The Jays will need to re-find their swing. The top five of the order went 1 for 18 Saturday. And other numbers are just as bleak.
The Indians are the 28th team in LCS history to take a 2-0 lead since the introduction of the best-of-seven series in 1985. All but three of the previous 27 advanced to the World Series.
Since 1985, the team that has won Games 2 of the ALCS had reached the World Series 24 times in 30 series (80 per cent) including 15 of the last 17.
Saturday’s victory was a franchise record fifth consecutive in the post-season for the Indians, surpassing the four straight to end the 1920 World Series. Including the regular season, they have now won eight in a row.
The Cleveland bullpen was on point again, with Bryan Shaw, Andrew Miller and Cody Allen combining for 3 1/3 shutout, hitless innings.
Miller, who struck out five in 1 2/3 innings Friday, added five more to become the first pitcher in post-season history to strike out at least five on consecutive days. He has struck out 10 of the 12 Jays he has faced in the series.
Allen pitched a 1-2-3 ninth for his fourth save.
Carlos Santana hit a solo homer for Cleveland, which manufactured the go-ahead run in the third.

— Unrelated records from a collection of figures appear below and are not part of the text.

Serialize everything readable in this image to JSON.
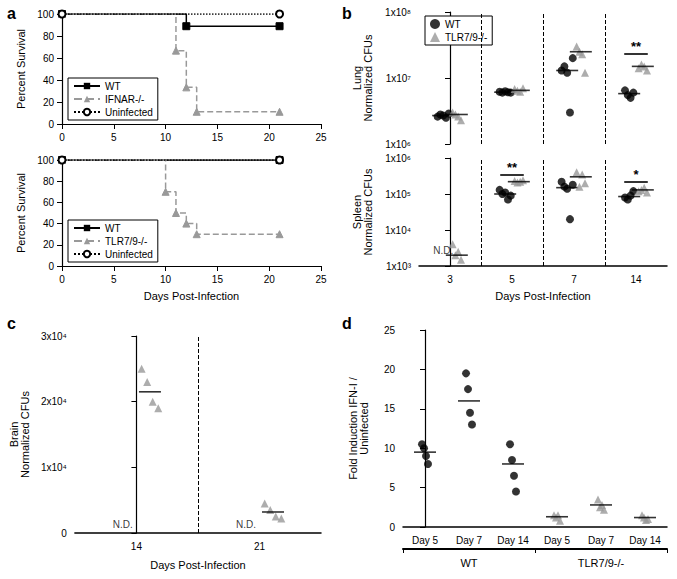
{
  "chart_data": [
    {
      "type": "step",
      "title": "a",
      "ylabel": "Percent Survival",
      "xlim": [
        0,
        25
      ],
      "xticks": [
        0,
        5,
        10,
        15,
        20,
        25
      ],
      "ylim": [
        0,
        100
      ],
      "yticks": [
        0,
        20,
        40,
        60,
        80,
        100
      ],
      "grid": false,
      "legend": "bottom-left",
      "series": [
        {
          "name": "WT",
          "color": "#000000",
          "marker": "square",
          "line_style": "solid",
          "x": [
            0,
            12,
            21
          ],
          "values": [
            100,
            88.9,
            88.9
          ]
        },
        {
          "name": "IFNAR-/-",
          "color": "#999999",
          "marker": "triangle",
          "line_style": "dashed",
          "x": [
            0,
            11,
            12,
            13,
            21
          ],
          "values": [
            100,
            66.7,
            33.3,
            11.1,
            11.1
          ]
        },
        {
          "name": "Uninfected",
          "color": "#000000",
          "marker": "open_circle",
          "line_style": "dotted",
          "x": [
            0,
            21
          ],
          "values": [
            100,
            100
          ]
        }
      ]
    },
    {
      "type": "step",
      "ylabel": "Percent Survival",
      "xlabel": "Days Post-Infection",
      "xlim": [
        0,
        25
      ],
      "xticks": [
        0,
        5,
        10,
        15,
        20,
        25
      ],
      "ylim": [
        0,
        100
      ],
      "yticks": [
        0,
        20,
        40,
        60,
        80,
        100
      ],
      "grid": false,
      "legend": "bottom-left",
      "series": [
        {
          "name": "WT",
          "color": "#000000",
          "marker": "square",
          "line_style": "solid",
          "x": [
            0,
            21
          ],
          "values": [
            100,
            100
          ]
        },
        {
          "name": "TLR7/9-/-",
          "color": "#999999",
          "marker": "triangle",
          "line_style": "dashed",
          "x": [
            0,
            10,
            11,
            12,
            13,
            21
          ],
          "values": [
            100,
            70,
            50,
            40,
            30,
            30
          ]
        },
        {
          "name": "Uninfected",
          "color": "#000000",
          "marker": "open_circle",
          "line_style": "dotted",
          "x": [
            0,
            21
          ],
          "values": [
            100,
            100
          ]
        }
      ]
    },
    {
      "type": "scatter",
      "title": "b",
      "ylabel": "Lung\nNormalized CFUs",
      "log": "y",
      "categories": [
        "3",
        "5",
        "7",
        "14"
      ],
      "ylim": [
        1000000,
        100000000
      ],
      "yticks": [
        {
          "value": 1000000,
          "label": "1x10⁶"
        },
        {
          "value": 10000000,
          "label": "1x10⁷"
        },
        {
          "value": 100000000,
          "label": "1x10⁸"
        }
      ],
      "grid": false,
      "legend": "top-left",
      "tick_labels": "y",
      "series": [
        {
          "name": "WT",
          "color": "#000000",
          "marker": "circle",
          "values": [
            [
              2600000,
              2800000,
              2700000,
              2500000,
              2900000
            ],
            [
              6200000,
              6000000,
              6300000,
              6100000,
              6000000
            ],
            [
              13000000,
              15000000,
              12000000,
              3000000,
              20000000
            ],
            [
              6500000,
              5500000,
              5000000,
              6000000
            ]
          ],
          "means": [
            2700000,
            6100000,
            13000000,
            5800000
          ]
        },
        {
          "name": "TLR7/9-/-",
          "color": "#999999",
          "marker": "triangle",
          "values": [
            [
              3000000,
              2800000,
              2600000,
              2300000
            ],
            [
              6800000,
              6400000,
              6200000,
              7000000
            ],
            [
              30000000,
              25000000,
              23000000,
              12000000
            ],
            [
              14000000,
              16000000,
              15000000,
              13000000
            ]
          ],
          "means": [
            2800000,
            6500000,
            25000000,
            15000000
          ]
        }
      ],
      "annotations": [
        {
          "category": "14",
          "text": "**"
        }
      ]
    },
    {
      "type": "scatter",
      "ylabel": "Spleen\nNormalized CFUs",
      "xlabel": "Days Post-Infection",
      "log": "y",
      "categories": [
        "3",
        "5",
        "7",
        "14"
      ],
      "ylim": [
        1000,
        1000000
      ],
      "yticks": [
        {
          "value": 1000,
          "label": "1x10³"
        },
        {
          "value": 10000,
          "label": "1x10⁴"
        },
        {
          "value": 100000,
          "label": "1x10⁵"
        },
        {
          "value": 1000000,
          "label": "1x10⁶"
        }
      ],
      "grid": false,
      "series": [
        {
          "color": "#000000",
          "marker": "circle",
          "values": [
            null,
            [
              130000,
              100000,
              110000,
              70000,
              90000
            ],
            [
              220000,
              160000,
              140000,
              20000,
              180000
            ],
            [
              80000,
              70000,
              90000,
              120000
            ]
          ],
          "means": [
            null,
            100000,
            150000,
            85000
          ]
        },
        {
          "color": "#999999",
          "marker": "triangle",
          "values": [
            [
              4000,
              2000,
              2500,
              1500
            ],
            [
              230000,
              210000,
              220000,
              240000
            ],
            [
              400000,
              160000,
              350000,
              200000
            ],
            [
              120000,
              130000,
              150000,
              110000
            ]
          ],
          "means": [
            2000,
            220000,
            300000,
            130000
          ]
        }
      ],
      "annotations": [
        {
          "category": "3",
          "series": 0,
          "text": "N.D."
        },
        {
          "category": "5",
          "text": "**"
        },
        {
          "category": "14",
          "text": "*"
        }
      ]
    },
    {
      "type": "scatter",
      "title": "c",
      "ylabel": "Brain\nNormalized CFUs",
      "xlabel": "Days Post-Infection",
      "categories": [
        "14",
        "21"
      ],
      "ylim": [
        0,
        30000
      ],
      "yticks": [
        0,
        {
          "value": 10000,
          "label": "1x10⁴"
        },
        {
          "value": 20000,
          "label": "2x10⁴"
        },
        {
          "value": 30000,
          "label": "3x10⁴"
        }
      ],
      "grid": false,
      "series": [
        {
          "color": "#000000",
          "marker": "circle",
          "values": [
            null,
            null
          ],
          "means": [
            null,
            null
          ]
        },
        {
          "color": "#999999",
          "marker": "triangle",
          "values": [
            [
              25000,
              23000,
              20000,
              19000
            ],
            [
              4500,
              3500,
              2500,
              2200
            ]
          ],
          "means": [
            21500,
            3200
          ]
        }
      ],
      "annotations": [
        {
          "category": "14",
          "series": 0,
          "text": "N.D."
        },
        {
          "category": "21",
          "series": 0,
          "text": "N.D."
        }
      ]
    },
    {
      "type": "scatter",
      "title": "d",
      "ylabel": "Fold Induction IFN-I /\nUninfected",
      "categories": [
        "Day 5",
        "Day 7",
        "Day 14"
      ],
      "ylim": [
        0,
        25
      ],
      "yticks": [
        0,
        5,
        10,
        15,
        20,
        25
      ],
      "grid": false,
      "groups": [
        {
          "label": "WT",
          "color": "#000000",
          "marker": "circle",
          "values": [
            [
              10.5,
              10,
              9,
              8
            ],
            [
              19.5,
              17.5,
              14.5,
              13
            ],
            [
              10.5,
              8.5,
              6.5,
              4.5
            ]
          ],
          "means": [
            9.5,
            16,
            8
          ]
        },
        {
          "label": "TLR7/9-/-",
          "color": "#999999",
          "marker": "triangle",
          "values": [
            [
              1.5,
              1.2,
              1.5,
              0.8
            ],
            [
              3.5,
              2.5,
              2.8,
              2.2
            ],
            [
              1.5,
              1.2,
              0.9,
              1.0
            ]
          ],
          "means": [
            1.3,
            2.8,
            1.2
          ]
        }
      ]
    }
  ]
}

It was a sunny 24 degrees Celsius at first pitch for the sellout crowd of 37,870, who gave their Cavaliers a standing ovation in the sixth inning when the NBA champions were shown in attendance on the big screen.
Tomlin (1-0), using his curveball more than usual on the day, exited after yielding a two-out walk in the sixth. He had dispatched the nine previous Jays, striking out five in the process.
Only two pitchers in the majors gave up more homers than Tomlin’s 36 in the regular season. But the free-swinging Jays hit into one groundout after another, hitting just two balls in the air off Tomlin.
The right-hander gave up one run on three hits with six strikeouts and two walks in an impressive 85-pitch outing that featured 52 strikes.
"One, I thought he really pitched according to the game plan and stayed with it and he was very prepared," said Indians manager Terry Francona.
He also pointed to the shadows in the late-afternoon start, making it further difficult for hitters facing a pitcher like Tomlin who changes speeds.
"When you’re facing good pitching and it’s hard to see you’re going to have a lot of those games," Francona said.
Happ (0-1) yielded two runs in five innings on four hits with four strikeouts and one walk. He threw 94 pitches including 62 strikes.
Cleveland went ahead in the second on Santana’s leadoff homer, which left the bat at 110 m.p.h. and travelled 388 feet to left-centre. That snapped Happ’s streak of 24 2/3 innings without a homer.
A Darwin Barney single and Donaldson double tied it at 1-1 in the third. It was Donaldson’s ninth playoff double as a Jay, surpassing Devon White’s franchise record of eight. Toronto, which left eight men on base in the Game 1 loss, stranded men on first and second as Tomlin struck out Jose Bautista to end the threat.
The Indians manufactured a go-ahead run in their half of the third with former Jay Rajai Davis reaching first on a fielder’s choice, stealing second, advancing to third on a wild pitch and scoring on Francisco Lindor‘s single. Happ had walked catcher Roberto Perez, the No. 9 hitter, to open the inning.
Lindor, whose home run provided all the Cleveland offence needed in Game 1, went 2 for 4 to record his third straight multi-hit game — the first Indians player to do so in the post-season since Omar Vizquel in 1998.
Happ (20-4 with a 3.18 ERA) has been a difference-maker for Toronto this season. The Jays went 24-8 in his starts and 65-65 in all other regular-season games.
But as they did against Marco Estrada, the Indians cracked open the door for enough offence to carry them through with their pitchers doing the rest.
Toronto got three shutout innings in relief from Joe Biagini and Roberto Osuna.
Barney started at second base for the ailing Devon Travis (knee), who was replaced on the roster by Justin Smoak after the Jays got the roster move approved by Major League Baseball.
Toronto did get pitcher Francisco Liriano back in the lineup after clearing MLB concussion protocol.